Esteban esperó a Tomasino y le señaló
un pozo. Tomasino le dijo que eso nunca lo había visto. Y era paso obligado,
pues las ovejas hacían ese camino a diario.
Era un pozo excavado entre las rocas. La tierra escaseaba en ese sector.
Los remolinos se sucedían en el valle, uno tras otro. Dentro del pozo, a escaso
metro y medio, había una caja de madera e hierro. Lo sacaron y dentro había pequeños lingotes
de oro.
Los corderos extraviados parecieron
reconocer a su dueño y se acercaron con rapidez. El viejo las tomó bajo sus
brazos y Esteban cargó la caja con su contenido. No fue fácil para ninguno volver
con sus cargas al rancho. Estaban cerca, pero el peso y lo difícil de las
condiciones del tiempo y de lo que llevaban lo hacía lento.

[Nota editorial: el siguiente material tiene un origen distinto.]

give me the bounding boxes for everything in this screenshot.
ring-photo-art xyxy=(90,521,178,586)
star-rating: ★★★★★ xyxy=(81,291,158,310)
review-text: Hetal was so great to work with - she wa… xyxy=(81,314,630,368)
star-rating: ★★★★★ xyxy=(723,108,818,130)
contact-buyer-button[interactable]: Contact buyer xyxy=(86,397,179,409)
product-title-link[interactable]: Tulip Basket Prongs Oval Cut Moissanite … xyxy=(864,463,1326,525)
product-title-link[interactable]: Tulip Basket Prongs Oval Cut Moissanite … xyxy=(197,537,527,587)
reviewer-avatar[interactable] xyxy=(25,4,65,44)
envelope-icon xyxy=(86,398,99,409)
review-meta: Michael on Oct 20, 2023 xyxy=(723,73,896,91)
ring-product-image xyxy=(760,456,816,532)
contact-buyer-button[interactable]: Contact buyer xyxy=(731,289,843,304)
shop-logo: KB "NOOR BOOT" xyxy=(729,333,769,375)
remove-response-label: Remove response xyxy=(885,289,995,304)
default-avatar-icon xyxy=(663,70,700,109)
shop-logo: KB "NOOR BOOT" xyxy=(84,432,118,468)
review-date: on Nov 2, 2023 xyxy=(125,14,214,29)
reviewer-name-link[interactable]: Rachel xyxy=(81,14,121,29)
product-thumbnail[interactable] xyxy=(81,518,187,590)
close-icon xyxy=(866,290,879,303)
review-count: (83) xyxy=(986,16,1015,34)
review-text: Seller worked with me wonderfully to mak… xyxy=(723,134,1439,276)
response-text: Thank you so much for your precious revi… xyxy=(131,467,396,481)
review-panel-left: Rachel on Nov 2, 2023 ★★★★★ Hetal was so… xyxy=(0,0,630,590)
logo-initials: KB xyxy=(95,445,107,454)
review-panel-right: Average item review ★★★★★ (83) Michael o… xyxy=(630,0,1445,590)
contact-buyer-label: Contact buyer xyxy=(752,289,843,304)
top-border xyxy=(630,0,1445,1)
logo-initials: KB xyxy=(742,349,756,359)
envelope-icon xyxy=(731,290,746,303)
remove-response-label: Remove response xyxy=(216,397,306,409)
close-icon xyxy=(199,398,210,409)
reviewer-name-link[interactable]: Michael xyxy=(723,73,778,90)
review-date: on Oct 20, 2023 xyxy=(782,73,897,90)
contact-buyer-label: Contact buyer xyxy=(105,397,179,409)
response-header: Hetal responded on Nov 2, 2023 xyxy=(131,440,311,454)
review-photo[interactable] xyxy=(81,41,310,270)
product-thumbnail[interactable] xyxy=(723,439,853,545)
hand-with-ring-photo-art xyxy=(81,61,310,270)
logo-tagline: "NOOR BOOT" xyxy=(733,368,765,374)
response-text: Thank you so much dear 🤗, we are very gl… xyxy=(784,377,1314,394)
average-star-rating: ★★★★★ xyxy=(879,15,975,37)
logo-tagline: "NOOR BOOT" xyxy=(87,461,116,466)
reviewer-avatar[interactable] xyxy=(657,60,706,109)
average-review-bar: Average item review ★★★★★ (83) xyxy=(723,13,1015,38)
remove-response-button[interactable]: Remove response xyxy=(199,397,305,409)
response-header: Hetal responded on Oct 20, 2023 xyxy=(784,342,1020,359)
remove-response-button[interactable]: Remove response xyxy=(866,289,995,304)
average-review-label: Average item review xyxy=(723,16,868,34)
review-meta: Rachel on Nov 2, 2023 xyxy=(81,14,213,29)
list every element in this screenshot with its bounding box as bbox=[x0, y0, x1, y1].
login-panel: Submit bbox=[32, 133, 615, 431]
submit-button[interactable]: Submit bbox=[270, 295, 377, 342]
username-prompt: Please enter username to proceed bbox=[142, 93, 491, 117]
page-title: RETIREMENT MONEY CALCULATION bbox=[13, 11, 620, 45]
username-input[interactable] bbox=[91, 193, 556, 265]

Llegaron a la casa y compartieron el
hallazgo con Laura que freía las primeras tortas. En eso se desprendió un
fuerte aguacero. Las conjeturas de qué hacía eso allí eran varias, pero no hubo
certezas. Don Tomasino, enseguida, les dijo: “Esto es para compartir. No sé
cuánto vale, ni de quién es. Pero desde hace más de veinte años que camino por
mi predio y jamás lo había visto o sabido del tema. De no ser por ti Esteban,
no…”
‒ No fui yo. Sino el viento que hizo
volar la piedra, la tapa… -comentó Esteban, con los ojos risueños, y la alegría
que puede producir un hallazgo así.
‒ Señores -dijo Laura- el tema parece
interesante pero ahora tomemos unos amargos y comamos las tortas, después
veremos si… Si sobrevivimos a esta tormenta.
Don Tomasino escuchó a uno de los
caballos, como que se alborotaba en el galponcito y hacia allá salió corriendo.
Desde adentro lo observaban Laura y Esteban, que casi salió corriendo tras él.
Pero algo lo detuvo en seco. Vio venir un remolino y atinó a gritarle a
Tomasino, pero éste se perdía en el interior de un gran torbellino. Estaba
siendo succionado por una masa de aire en un movimiento vertiginoso. No supo
qué hacer, ni qué decir. Se quedó paralizado, inmóvil como una gran roca. A
diez metros, el remolino se alejaba, perdiéndose más allá de la colina.
Laura y Esteban se quedaron muy
intranquilos, indecisos sobre qué hacer. La tormenta sólo aumentó su potencia.
Al final se resignaron y pernoctaron en el rancho, conocido como la ‘serpiente
alada’; pero no pudieron dormir.
Al día siguiente, Laura y Esteban
fueron a dar parte a la policía. En el trayecto al poblado, pasaron por su
chacra. Dejaron una bolsa y una capa -con algo pesado en su interior- junto con
los huevos de ñandú, dentro de la habitación que usan para guardar los quesos y
chorizos secos.
Todos los animales de don Tomasino
estaban a salvo. Su cuerpo fue hallado, sin vida, a mil metros del rancho. Casi
irreconocible, el rostro. Al parecer el golpe de las rocas, y todo lo que
alzaba el remolino, lo magulló. Sobre el oro hallado, la pareja nada comentó.